KÜLTÜR SANAT - 20 Nisan 2017 Perşembe 21:33

Vizyonda bu hafta - 20 NİSAN 2017

A
A
A
Vizyonda bu hafta - 20 NİSAN 2017

Bu hafta vizyona giren filmleri sizler için derledik. İşte o filmler:

Beden ve Ruh

Uyku ve uyanıklık, zihin ve maddenin ikiliğini temel alan, günlük dünyada belirsiz bir aşk hikayesi.Hastalıklı derecede asosyal Maria, kendi gibi sessiz ve içine kapanık müdürü Endre ile yakınlaşır.
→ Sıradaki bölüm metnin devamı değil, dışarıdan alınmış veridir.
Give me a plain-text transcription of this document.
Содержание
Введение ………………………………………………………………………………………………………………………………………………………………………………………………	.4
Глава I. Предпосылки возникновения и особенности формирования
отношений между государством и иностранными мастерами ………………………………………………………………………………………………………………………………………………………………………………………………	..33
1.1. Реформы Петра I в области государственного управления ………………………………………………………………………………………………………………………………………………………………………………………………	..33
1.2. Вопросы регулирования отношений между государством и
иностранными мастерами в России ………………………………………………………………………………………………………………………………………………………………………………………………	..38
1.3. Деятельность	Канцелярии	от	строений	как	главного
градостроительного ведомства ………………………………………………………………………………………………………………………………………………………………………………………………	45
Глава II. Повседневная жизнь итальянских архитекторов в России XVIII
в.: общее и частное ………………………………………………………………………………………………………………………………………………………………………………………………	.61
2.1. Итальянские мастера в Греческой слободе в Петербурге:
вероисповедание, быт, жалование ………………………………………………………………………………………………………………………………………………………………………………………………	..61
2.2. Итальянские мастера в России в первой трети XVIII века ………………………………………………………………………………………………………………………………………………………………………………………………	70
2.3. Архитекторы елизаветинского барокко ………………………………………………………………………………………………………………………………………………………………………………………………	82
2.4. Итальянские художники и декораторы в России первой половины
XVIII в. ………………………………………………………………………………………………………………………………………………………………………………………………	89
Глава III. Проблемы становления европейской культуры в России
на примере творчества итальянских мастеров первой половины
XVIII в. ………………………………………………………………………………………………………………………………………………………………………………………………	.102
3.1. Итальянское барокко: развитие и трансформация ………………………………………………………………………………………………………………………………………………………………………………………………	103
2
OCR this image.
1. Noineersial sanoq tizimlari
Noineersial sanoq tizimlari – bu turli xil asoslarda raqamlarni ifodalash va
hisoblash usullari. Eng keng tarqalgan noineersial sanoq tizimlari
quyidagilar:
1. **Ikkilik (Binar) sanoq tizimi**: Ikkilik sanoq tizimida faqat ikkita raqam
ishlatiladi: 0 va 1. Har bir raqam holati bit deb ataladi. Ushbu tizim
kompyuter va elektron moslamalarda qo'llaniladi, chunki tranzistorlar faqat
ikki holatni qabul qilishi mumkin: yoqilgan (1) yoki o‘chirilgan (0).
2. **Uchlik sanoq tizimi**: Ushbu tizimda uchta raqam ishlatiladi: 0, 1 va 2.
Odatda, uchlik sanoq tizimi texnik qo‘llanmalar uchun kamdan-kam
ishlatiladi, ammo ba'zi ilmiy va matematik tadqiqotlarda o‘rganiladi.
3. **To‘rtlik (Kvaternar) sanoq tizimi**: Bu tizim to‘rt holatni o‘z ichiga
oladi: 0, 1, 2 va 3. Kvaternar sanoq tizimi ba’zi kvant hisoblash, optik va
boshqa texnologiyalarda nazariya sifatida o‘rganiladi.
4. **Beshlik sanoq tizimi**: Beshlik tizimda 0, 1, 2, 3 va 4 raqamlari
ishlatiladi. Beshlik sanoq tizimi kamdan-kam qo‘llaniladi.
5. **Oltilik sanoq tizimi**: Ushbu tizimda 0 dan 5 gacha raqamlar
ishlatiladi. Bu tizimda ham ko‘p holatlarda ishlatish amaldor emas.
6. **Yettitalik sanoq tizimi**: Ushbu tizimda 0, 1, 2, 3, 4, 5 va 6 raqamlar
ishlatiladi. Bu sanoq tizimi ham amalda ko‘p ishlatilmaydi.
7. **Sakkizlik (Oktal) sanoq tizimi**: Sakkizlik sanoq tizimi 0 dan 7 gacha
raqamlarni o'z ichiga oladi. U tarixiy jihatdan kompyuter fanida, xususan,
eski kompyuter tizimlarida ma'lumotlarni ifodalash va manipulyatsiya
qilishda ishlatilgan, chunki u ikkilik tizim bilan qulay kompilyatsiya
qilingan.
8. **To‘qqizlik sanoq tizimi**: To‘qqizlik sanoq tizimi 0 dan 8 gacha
Geceleri aynı rüyaları gördüklerini fark ettiklerinde önce korkarlar ancak sonrasında rüyalarındaki birlikteliği gerçek hayata taşımaya çalışırlar.

Ildikó Enyedi’nin yazıp yönettiği filmin başrollerinde Morcsányi Géza, Alexandra Borbély ve Zoltán Schneider yer alıyor. Film, 67. Berlin Film Festivali’nde Altın Ayı büyük ödülünü kazandı.

Blue

1991 yılında Yavuz Çetin ve Batu Mutlugil tarafından kurulan ve daha sonra Sunay Özgür ile Kerim

Çaplı’nın katıldığı efsanevi rock grubu "Blue Blues Band"in hikâyesini anlatan belgeseldir. Belgeselde Deniz Arcak, Aylin Aslım, Teoman, Kerim Çaplı’nın oğlu Ahmet Çaplı, Gür Akad, Tanju Eksek, Volkan Başaran, Melis Danişmend, Batur Yurtsever, Moğollar grubundan Taner Öngür gibi isimler de yer alıyor.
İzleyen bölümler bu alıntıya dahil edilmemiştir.